It’s Not Me, Academia. It’s You

 

It’s Not Me, Academia. It’s You





My neuroscience was sexy. My colleagues were sexier. Our research was capturing the imagination of the masses, and I relished the intrigue my title would evoke at social gatherings. More importantly, I was contributing to something that could one day change people’s lives for the better. I was good at my job and I was proud of my identity as a scientist.I hadn’t always loved science, and science hadn’t always loved me. At school, I ducked out of any form of science as soon as I was given the choice. It all felt too discrete. Right and wrong, good and bad. Science was knowledge and either you had it, or you didn’t. My failure to perform was clear and it scared me. I found shelter in the arts, where I could lose myself in characters and plots. I could exist in someone else’s skin, if only for a short time. 
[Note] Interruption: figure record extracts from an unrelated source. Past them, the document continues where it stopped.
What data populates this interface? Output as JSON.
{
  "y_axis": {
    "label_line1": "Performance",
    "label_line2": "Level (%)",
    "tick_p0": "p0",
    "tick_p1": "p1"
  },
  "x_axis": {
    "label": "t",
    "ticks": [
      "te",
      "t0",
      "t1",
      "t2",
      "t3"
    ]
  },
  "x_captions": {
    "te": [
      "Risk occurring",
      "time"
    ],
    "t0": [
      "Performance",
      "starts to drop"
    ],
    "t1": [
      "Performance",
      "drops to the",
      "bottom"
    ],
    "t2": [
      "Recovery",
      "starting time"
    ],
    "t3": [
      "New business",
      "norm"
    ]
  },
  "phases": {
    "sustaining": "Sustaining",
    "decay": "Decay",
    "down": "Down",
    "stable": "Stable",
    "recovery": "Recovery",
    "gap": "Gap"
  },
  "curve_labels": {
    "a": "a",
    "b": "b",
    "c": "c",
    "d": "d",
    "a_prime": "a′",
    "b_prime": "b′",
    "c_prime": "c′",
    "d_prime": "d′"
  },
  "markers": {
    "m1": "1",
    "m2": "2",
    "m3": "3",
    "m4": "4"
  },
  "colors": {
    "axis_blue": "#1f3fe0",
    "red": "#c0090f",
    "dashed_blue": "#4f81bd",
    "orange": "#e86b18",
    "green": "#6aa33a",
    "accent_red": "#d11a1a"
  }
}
I found myself in the grey; the spaces between reality and fantasy. I went to university to study for a BA in psychology. I can’t remember exactly what it was that drew me to psychology, aside from an interest in understanding why life seemed so much harder for me than anyone else.I also knew that it was a subject broad enough to have no definitive career trajectory. There were no set expectations and therefore fewer ways for me to fail. While I didn’t realise it at the time, it is also a subject that straddles both the arts and sciences. So while it was the arts that drew me in, it was science that very quickly stole my heart.